Region data includes both the keys and their values.
- Warning messages are issued when a 90% disk usage threshold
is crossed.

## <a id="app-regions"></a> Regions as Used by the App

The client accesses regions hosted on the servers by creating a cache
and the regions.
The type of the client region determines if
data is only on the servers or 
if it is also cached locally by the client in addition to being on
the servers.
Locally cached data can introduce consistency issues,
because region entries updated on a server are
not automatically propagated to the client's local cache.

Client region types associate a name with a particular
client region configuration.

- `PROXY` forwards all region operations to the servers.
No entries are locally cached.
Use this client region type unless there is a compelling reason to use 
one of the other types.
Use this type for all Twelve-Factor apps
in order to assure stateless processes are implemented.
Not caching any entries locally
prevents the app from accidentally caching state.
- `CACHING_PROXY` forwards all region operations to the servers,
and entries are locally cached.
- `CACHING_PROXY_HEAP_LRU` forwards all region operations to the servers,
and entries are locally cached.
Locally cached entries are destroyed when the app’s
usage of cache space causes its JVM to hit
the threshold of being low on memory.

## <a id="region-design-example"></a> An Example to Demonstrate Region Design

Assume that on servers, a region holds entries representing customer data.
Each entry represents a single customer.
With an ever-increasing number of customers,
this region data is a good candidate for a partitioned region.

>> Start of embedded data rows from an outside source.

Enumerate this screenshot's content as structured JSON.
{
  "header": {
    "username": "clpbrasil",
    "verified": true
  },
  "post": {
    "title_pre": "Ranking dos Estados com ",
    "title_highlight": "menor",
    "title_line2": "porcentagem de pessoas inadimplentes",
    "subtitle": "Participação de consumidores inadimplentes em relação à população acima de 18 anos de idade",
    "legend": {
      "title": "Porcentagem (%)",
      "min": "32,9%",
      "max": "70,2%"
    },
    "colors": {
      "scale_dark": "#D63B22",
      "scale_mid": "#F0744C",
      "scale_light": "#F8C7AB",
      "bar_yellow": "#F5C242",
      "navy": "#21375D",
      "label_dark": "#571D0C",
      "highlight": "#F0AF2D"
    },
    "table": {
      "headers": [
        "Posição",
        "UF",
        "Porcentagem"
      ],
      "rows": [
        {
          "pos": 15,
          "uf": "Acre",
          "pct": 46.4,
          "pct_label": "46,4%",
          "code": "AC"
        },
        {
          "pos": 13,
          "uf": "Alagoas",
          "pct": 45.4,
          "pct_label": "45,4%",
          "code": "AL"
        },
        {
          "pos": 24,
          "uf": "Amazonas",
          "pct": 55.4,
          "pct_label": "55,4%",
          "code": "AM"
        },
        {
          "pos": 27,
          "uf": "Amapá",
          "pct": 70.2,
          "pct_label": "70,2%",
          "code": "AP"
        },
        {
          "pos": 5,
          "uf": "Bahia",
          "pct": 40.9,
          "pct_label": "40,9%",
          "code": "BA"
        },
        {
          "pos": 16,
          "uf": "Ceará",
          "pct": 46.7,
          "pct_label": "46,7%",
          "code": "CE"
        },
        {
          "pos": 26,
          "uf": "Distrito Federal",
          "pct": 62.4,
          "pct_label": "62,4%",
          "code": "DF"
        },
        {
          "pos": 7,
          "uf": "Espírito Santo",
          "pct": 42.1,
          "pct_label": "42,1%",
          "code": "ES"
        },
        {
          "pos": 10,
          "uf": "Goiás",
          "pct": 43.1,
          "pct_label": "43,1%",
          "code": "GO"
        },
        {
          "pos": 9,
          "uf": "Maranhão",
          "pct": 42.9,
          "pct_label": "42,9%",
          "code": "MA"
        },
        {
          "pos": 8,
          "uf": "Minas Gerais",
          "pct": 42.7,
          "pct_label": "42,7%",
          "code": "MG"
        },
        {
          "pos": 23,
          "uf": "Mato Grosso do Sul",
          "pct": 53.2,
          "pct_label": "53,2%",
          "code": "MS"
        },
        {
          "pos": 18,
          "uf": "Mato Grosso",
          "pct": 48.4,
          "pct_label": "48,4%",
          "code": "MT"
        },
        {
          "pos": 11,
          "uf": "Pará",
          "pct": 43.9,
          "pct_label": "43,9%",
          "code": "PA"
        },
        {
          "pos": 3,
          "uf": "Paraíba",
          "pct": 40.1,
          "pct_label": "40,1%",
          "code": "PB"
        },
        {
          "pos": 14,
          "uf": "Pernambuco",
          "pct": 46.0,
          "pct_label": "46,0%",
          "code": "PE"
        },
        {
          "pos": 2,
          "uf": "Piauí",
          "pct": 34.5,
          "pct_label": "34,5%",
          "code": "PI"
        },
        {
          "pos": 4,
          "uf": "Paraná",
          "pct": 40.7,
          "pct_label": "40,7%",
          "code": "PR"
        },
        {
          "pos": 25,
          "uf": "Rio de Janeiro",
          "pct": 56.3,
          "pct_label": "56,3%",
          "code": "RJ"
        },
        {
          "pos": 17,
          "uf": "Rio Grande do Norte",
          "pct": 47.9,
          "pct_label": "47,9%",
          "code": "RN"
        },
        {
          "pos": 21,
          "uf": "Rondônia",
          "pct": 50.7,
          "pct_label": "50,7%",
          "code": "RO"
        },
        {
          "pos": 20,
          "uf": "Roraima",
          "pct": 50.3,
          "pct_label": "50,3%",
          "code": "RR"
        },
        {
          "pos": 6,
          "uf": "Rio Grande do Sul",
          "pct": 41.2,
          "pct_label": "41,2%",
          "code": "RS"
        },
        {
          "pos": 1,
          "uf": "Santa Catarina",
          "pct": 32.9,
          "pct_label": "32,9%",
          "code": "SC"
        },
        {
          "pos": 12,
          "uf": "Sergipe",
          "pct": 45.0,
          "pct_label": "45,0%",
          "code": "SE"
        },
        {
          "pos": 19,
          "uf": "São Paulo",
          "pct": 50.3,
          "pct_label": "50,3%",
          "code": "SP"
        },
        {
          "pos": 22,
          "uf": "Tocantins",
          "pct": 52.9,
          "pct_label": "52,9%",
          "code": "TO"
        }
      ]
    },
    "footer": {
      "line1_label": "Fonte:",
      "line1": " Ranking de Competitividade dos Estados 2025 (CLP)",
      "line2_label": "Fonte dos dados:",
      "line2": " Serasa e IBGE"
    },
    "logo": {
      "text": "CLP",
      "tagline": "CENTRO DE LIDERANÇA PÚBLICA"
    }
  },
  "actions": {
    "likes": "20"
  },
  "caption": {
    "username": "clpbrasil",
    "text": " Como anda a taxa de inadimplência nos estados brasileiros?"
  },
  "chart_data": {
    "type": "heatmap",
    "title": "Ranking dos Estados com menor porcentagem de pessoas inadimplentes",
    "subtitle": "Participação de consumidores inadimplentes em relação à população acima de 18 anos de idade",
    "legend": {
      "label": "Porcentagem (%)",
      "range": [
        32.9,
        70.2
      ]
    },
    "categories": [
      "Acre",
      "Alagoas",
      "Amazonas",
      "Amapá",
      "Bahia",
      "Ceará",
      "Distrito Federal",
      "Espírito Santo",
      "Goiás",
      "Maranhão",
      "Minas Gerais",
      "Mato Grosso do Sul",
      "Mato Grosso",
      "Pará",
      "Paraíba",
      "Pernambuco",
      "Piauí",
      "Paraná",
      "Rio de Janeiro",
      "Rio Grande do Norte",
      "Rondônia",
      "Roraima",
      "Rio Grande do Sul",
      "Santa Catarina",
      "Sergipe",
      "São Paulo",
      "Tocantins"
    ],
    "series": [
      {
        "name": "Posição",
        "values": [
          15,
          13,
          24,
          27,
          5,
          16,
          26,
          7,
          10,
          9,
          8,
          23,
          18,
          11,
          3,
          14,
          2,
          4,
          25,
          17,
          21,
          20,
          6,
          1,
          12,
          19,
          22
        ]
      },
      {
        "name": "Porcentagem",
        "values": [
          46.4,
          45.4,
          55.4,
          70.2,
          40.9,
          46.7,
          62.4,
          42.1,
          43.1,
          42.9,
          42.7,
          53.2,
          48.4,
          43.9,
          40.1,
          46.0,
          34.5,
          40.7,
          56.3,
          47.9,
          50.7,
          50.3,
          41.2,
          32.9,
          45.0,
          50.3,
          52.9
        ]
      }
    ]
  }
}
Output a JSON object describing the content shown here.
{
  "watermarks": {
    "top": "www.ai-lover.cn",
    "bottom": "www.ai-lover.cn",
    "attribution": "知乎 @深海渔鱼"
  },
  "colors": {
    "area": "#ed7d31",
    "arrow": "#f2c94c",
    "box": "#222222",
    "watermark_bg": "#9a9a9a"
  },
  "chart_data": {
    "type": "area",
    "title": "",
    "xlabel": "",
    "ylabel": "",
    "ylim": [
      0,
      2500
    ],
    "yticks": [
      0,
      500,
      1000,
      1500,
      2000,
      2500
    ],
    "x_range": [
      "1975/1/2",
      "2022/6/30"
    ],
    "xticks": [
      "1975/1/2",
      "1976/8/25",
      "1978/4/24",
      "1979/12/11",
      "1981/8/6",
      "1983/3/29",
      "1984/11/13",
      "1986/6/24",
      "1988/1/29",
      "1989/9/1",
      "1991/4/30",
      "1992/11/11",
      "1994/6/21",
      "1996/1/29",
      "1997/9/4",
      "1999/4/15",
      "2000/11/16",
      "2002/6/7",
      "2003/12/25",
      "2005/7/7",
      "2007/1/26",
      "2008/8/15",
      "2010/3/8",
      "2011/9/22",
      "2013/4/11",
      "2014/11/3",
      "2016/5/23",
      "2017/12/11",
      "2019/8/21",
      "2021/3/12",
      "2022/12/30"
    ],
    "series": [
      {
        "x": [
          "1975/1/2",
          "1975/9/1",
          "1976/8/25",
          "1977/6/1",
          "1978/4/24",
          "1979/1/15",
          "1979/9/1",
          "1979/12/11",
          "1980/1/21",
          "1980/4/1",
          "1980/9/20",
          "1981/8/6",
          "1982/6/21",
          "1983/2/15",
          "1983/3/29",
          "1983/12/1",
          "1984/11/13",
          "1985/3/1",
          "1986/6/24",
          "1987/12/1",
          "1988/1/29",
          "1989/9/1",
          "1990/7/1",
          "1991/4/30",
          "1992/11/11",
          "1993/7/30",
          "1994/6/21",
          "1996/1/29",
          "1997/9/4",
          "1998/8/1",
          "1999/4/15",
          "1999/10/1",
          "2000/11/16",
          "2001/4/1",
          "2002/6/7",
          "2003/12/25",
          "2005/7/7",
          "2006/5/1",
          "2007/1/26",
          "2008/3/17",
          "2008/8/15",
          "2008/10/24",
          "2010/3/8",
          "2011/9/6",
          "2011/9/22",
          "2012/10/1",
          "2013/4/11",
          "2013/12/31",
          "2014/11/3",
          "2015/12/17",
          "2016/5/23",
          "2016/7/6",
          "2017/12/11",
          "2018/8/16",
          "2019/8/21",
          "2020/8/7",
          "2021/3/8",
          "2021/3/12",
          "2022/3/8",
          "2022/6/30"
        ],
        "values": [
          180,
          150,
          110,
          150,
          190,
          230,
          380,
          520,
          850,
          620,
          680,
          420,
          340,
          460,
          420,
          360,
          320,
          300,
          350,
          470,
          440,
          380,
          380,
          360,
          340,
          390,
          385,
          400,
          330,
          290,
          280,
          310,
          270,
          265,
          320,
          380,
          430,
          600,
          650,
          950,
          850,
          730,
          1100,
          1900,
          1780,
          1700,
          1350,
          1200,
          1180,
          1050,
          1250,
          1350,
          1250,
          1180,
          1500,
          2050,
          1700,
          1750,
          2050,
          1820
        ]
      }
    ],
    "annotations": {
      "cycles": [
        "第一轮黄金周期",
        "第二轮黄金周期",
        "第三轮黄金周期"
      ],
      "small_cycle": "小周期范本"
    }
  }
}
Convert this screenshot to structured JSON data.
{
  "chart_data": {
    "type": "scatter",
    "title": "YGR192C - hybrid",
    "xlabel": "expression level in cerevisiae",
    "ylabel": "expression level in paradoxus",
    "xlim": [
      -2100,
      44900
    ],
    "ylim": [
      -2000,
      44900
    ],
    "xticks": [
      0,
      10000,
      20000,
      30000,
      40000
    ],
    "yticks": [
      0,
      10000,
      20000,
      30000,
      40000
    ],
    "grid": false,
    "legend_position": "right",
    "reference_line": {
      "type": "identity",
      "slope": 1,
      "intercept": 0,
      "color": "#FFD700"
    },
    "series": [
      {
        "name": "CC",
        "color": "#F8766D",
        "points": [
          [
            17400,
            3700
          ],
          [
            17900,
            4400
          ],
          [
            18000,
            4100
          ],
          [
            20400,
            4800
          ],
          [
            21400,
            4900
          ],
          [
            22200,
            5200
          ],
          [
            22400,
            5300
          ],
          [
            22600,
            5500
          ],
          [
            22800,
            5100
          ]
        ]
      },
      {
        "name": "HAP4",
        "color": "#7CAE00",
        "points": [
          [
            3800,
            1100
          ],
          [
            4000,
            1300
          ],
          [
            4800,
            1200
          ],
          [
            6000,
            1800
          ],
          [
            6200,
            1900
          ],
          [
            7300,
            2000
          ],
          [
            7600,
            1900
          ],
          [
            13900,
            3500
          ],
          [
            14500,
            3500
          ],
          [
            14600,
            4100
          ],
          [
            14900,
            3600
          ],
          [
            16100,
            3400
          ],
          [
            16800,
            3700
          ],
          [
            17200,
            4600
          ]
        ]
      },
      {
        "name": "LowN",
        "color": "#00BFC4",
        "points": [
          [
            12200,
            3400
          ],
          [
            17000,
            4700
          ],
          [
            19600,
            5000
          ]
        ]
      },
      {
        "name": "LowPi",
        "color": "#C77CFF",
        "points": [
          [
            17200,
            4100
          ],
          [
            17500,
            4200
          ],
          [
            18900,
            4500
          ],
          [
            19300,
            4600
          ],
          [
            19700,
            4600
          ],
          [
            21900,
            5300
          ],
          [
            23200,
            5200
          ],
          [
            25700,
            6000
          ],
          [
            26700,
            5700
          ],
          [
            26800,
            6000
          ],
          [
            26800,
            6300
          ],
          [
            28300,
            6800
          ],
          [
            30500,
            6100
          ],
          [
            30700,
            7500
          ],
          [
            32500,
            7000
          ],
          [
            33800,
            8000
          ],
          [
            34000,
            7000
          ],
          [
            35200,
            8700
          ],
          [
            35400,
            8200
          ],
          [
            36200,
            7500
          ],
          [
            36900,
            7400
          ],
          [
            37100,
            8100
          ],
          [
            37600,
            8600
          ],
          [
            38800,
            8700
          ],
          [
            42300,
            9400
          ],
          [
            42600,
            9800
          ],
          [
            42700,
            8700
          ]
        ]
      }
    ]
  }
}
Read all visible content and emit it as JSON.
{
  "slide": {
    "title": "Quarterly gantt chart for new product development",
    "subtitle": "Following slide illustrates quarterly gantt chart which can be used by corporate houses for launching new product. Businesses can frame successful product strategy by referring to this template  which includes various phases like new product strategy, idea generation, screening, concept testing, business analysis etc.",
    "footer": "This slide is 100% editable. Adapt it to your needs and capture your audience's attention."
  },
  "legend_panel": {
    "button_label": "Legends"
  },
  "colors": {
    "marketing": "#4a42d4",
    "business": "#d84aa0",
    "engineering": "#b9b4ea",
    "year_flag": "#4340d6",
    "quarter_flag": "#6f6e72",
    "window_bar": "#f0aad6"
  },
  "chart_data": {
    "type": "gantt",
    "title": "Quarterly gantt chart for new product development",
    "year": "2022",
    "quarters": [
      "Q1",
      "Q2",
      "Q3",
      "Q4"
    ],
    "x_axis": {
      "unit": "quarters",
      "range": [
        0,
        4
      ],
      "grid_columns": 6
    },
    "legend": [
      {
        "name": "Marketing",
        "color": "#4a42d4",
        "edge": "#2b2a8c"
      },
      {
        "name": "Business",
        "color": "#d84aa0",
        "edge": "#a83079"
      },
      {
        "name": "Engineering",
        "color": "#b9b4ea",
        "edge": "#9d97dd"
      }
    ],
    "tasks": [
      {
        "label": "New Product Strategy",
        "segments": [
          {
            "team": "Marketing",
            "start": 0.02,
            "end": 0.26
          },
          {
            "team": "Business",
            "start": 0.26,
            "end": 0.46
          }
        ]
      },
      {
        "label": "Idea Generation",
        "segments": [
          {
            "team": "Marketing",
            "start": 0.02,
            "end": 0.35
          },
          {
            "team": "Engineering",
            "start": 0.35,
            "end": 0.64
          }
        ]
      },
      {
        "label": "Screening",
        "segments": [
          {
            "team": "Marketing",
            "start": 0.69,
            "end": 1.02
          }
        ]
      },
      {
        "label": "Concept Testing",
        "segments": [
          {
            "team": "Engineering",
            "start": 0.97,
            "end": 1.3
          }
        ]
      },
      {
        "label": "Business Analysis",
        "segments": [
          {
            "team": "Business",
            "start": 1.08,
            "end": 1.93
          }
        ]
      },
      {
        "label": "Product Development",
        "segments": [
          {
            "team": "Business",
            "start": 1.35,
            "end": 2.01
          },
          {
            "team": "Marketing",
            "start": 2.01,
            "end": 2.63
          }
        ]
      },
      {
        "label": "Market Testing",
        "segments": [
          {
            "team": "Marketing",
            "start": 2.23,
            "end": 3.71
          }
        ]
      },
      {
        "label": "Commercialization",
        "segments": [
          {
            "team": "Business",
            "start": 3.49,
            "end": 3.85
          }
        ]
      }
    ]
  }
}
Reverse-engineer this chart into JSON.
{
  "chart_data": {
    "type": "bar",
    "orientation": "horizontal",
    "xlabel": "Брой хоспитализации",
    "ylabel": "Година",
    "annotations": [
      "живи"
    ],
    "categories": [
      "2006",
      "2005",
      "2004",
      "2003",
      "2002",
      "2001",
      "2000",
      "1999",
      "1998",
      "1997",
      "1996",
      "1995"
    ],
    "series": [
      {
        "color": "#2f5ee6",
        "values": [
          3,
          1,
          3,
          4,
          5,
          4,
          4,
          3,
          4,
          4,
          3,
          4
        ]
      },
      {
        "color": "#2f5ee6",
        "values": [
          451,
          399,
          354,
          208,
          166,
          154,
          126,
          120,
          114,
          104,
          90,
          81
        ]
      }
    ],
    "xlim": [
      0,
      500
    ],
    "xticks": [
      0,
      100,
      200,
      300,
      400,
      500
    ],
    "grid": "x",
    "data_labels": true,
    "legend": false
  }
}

Perhaps another region holds customer orders.
This data also naturally maps to a partitioned region.
The same could apply to a region that holds order shipment data
or customer payments.
In each case, the number of region entries continues to grow over time,
and updates are often made to those entries,
making the data somewhat write heavy.

A good candidate for a replicated region would be the data
associated with the company’s products.
Each region entry represents a single product.
There are a limited number of products,
and those products do not often change.

Consider that as the client app goes beyond the most simplistic
of cases for data representation,
the PCC instance hosts all of these regions
such that the app can access all of these regions.
Operations on customer orders, shipments,
and payments all require product information.
The product region benefits from access to all its entries 
available on all the cluster's servers,
again pointing to a region type choice of a replicated region.